Rivest Cipher version 4 (RC4)
What is Rivest Cipher version 4 (RC4)?
Rivest Cipher version 4, or RC4, is a stream cipher that encrypts data one byte at a time by generating a pseudorandom keystream, but it is no longer considered suitable for modern secure use because of serious cryptographic weaknesses.
Examples
- An older wireless security design relied on RC4 to encrypt traffic, but later research showed that the cipher could be attacked in practical ways.
- A legacy software review finds RC4 still enabled in an old protocol implementation and recommends replacing it with a stronger modern algorithm.
Discover 🔎
Encryption systems are often judged first by whether they can turn readable data into unreadable data.

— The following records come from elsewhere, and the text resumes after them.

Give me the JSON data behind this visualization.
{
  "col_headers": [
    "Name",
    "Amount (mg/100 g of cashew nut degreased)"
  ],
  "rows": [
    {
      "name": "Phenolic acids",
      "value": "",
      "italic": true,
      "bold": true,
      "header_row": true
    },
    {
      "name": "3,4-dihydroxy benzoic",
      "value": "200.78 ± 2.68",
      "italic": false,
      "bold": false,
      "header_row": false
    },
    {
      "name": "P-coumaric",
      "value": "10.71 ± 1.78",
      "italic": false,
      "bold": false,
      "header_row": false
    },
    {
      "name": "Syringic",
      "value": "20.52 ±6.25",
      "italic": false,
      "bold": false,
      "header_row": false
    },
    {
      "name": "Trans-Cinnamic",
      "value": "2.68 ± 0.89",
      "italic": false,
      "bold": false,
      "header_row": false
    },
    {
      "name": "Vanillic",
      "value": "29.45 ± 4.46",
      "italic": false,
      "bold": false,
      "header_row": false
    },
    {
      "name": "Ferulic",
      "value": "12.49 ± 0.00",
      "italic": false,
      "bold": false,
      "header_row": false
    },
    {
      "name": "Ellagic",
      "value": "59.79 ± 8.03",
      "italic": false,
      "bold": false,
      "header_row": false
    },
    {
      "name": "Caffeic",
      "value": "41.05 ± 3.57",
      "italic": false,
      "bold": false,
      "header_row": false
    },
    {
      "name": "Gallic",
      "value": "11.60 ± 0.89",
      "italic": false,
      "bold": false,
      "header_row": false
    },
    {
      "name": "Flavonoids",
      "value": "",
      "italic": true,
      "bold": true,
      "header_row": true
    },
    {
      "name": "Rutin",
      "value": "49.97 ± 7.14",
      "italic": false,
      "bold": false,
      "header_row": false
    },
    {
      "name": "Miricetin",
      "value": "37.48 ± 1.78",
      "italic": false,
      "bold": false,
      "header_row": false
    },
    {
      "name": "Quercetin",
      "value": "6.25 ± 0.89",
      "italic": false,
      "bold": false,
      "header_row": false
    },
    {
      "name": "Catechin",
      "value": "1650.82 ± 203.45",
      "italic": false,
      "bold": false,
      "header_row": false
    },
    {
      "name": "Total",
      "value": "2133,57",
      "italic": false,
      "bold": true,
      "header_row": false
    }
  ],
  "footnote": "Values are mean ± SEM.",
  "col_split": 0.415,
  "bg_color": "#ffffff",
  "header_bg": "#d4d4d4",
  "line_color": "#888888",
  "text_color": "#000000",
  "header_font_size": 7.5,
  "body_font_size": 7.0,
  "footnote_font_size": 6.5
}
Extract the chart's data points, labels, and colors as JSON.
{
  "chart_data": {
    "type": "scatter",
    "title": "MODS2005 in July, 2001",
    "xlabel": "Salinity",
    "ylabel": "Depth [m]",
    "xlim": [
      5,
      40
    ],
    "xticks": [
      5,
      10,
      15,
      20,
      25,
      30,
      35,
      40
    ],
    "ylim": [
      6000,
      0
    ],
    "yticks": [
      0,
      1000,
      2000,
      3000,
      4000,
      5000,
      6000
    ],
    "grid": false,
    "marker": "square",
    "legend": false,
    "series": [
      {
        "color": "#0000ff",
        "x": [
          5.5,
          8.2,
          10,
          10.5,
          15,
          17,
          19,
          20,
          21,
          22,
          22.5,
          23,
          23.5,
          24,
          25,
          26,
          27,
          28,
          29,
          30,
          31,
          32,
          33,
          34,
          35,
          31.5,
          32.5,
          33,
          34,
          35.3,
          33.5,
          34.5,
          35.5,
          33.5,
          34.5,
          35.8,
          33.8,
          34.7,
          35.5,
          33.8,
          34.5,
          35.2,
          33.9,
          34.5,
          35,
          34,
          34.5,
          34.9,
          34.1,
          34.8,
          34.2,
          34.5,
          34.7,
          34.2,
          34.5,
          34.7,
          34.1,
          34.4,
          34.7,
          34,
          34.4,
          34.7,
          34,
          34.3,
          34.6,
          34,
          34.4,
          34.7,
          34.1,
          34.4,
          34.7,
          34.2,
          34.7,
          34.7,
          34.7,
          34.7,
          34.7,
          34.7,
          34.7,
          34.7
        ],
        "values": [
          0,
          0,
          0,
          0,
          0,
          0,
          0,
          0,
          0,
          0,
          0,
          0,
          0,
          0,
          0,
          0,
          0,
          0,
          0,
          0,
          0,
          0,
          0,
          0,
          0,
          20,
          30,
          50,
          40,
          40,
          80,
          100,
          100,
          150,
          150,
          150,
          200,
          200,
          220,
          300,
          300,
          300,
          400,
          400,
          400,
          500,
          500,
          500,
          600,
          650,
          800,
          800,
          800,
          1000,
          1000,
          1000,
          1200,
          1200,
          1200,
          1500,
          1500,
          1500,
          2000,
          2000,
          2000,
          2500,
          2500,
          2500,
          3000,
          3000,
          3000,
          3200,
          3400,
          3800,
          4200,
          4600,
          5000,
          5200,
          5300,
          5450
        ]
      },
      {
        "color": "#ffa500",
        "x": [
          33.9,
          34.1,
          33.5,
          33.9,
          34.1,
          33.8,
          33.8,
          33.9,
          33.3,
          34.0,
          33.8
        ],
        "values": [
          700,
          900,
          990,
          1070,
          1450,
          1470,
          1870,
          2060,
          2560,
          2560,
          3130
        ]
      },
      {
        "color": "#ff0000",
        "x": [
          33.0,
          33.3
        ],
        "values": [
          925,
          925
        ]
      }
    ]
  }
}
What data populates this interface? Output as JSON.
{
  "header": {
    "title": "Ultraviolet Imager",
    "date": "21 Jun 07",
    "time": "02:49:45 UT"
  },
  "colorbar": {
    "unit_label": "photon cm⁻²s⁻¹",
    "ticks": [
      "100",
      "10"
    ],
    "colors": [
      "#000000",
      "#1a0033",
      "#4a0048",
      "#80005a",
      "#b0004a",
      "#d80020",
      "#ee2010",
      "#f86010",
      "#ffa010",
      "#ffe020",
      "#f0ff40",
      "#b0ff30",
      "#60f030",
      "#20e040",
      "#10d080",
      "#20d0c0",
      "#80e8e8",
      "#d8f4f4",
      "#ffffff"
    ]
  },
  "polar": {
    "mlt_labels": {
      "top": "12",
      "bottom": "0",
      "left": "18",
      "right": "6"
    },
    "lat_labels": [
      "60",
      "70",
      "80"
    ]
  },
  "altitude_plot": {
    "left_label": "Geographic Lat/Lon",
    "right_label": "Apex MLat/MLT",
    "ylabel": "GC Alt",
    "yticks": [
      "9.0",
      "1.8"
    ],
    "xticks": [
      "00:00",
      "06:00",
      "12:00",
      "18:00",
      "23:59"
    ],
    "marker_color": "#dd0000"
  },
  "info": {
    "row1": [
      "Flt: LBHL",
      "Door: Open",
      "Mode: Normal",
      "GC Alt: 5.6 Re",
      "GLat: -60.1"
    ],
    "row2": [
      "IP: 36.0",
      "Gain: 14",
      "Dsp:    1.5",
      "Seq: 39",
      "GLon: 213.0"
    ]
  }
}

That is only the beginning. A cipher must also stand up to years of analysis, hostile use, and real-world deployment mistakes. RC4 is important because it shows how a cipher can be fast, popular, and widely adopted, yet still become a poor security choice once its weaknesses are understood.
For a long time, RC4 appeared in many real systems because it was simple, efficient, and easy to implement in software. Over time, however, researchers found statistical biases and practical weaknesses that made the cipher far less trustworthy than it first appeared. RC4 now matters mainly as a technical lesson in stream ciphers, key stream generation, and cryptographic decline.
Summary 📝
RC4 is a stream cipher that encrypts data by generating a keystream and combining it with plaintext one byte at a time. Its internal design made it fast and widely used, but weaknesses in its keystream and key scheduling created biases that eventually made the cipher unsafe for modern protection. Today, RC4 is most useful as a historical and technical example of how stream ciphers work and how cryptographic weaknesses emerge over time.